A day after the IOC cracked the whip by suspending the IOA for failing to comply with the Olympic Charter in its election process, the government and IOA were engaged in a blame game though both spoke of the need to find a solution to the vexed issue quickly.
The IOA, showing utter disregard to the IOC's stand that the election would be treated "null and void", went ahead with the poll in which members of the Randhir Singh faction stayed away.
The elections were only for relatively minor positions as politician Abhay Singh Chautala, contesting for the president's post, had already been elected unopposed while scam-tainted Lalit Bhanot had become the new secretary-general.
"The house unanimously decided that we did not do anything wrong by going ahead with the election process. We had already communicated to the IOC that the IOA will have to go ahead with the elections under the sports code because of the Delhi high court order," IOA acting president V K Malhotra told reporters on the sidelines of the AGM in Delhi.

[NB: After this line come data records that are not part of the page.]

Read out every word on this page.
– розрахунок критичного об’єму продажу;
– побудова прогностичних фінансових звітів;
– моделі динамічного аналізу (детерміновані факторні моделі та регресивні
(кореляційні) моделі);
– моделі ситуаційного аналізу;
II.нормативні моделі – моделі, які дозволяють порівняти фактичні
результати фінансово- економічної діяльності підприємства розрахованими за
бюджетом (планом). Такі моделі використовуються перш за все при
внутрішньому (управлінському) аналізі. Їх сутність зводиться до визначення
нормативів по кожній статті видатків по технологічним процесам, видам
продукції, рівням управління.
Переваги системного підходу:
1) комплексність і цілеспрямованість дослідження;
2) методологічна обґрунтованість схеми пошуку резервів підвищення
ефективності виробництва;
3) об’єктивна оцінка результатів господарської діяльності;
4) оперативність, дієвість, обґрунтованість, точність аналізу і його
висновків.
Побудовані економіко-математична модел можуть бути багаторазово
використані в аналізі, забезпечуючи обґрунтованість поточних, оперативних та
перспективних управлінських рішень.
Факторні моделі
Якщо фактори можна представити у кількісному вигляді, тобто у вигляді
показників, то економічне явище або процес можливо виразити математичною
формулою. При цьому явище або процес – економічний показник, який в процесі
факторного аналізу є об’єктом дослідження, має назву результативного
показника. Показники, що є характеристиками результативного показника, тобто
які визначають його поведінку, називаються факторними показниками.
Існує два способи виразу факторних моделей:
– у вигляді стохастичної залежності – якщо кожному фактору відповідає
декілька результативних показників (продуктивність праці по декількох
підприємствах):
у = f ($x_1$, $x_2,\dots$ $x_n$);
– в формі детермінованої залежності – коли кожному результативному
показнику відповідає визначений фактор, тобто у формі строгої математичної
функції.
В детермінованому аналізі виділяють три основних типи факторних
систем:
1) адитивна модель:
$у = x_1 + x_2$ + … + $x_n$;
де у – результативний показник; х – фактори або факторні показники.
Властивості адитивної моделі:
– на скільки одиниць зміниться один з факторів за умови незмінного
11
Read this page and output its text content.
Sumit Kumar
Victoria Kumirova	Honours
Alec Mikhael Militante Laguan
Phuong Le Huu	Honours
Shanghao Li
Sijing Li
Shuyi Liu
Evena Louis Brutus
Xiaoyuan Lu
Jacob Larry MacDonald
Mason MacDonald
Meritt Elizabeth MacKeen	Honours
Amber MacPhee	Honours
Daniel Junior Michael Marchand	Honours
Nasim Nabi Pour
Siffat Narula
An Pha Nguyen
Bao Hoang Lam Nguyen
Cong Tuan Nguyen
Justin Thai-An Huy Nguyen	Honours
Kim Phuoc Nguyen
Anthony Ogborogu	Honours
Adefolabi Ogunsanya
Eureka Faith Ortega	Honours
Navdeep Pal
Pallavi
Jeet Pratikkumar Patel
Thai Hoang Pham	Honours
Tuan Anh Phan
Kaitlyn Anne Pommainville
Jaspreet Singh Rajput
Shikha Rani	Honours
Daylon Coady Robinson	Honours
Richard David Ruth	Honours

"In spite of this the IOC decided to suspend us, but we will try our level best to get the suspension revoked as soon as possible," he said.
"About 85 per cent of the sports federations and state Olympic committees were present in the AGM. And it was a unanimous decision," he said.
The Sports Ministry said the IOC's decision to attribute suspension to government interference in the IOA's election process was "entirely misplaced".
It insisted that it is not the Sports Code, but IOA's constitution, which is not aligned with the Olympic Charter.
"The IOA had agreed to amend its constitution in 2010, but has failed to bring about the necessary amendments in the past two years. Had this been done, there would have been no cause for intervention by the IOC," a statement from the Ministry of Youth Affairs and Sports said.
The ministry clarified that National Sports Development Code includes age and tenure guidelines for office-bearers of sports bodies as are enshrined in the Olympic Charter itself.
"They are similar to the practices followed by the IOC and are drawn from the Constitution of the IOC and have been upheld by the Courts of Law in India. All that the Sports Code seeks to achieve is to ensure that the election of the IOA and others sports bodies are fair, transparent and in consonance with the Olympic Charter," the statement said.
The ministry reiterated that it is ready to discuss with the IOC and IOA all issues related to the Sports Code and its compatibility with the Olympic Charter.
Sports minister Jitendra Singh said he does not have the mandate or the jurisdiction to interfere in the matter but will still try to engage with the IOC to get the ban reversed.
"The government does not have any mandate or jurisdiction. We are concerned and that is why we called a meeting of the IOA and wrote to the IOC. That's not our mandate but we will make all efforts to resolve the issue," Singh said.
"Two days ago I had met IOA officials and warned them that such a ban can come and amend your Constitution. But today instead of playing the blame-game, the need is to have a future strategy.
"I will once again talk to the IOC and write to them that let's talk about solving this problem for the future of Indian sportspersons. The government will take every step and we are willing to mediate. In the next few days I will also talk to sportspersons on the matter," Singh said.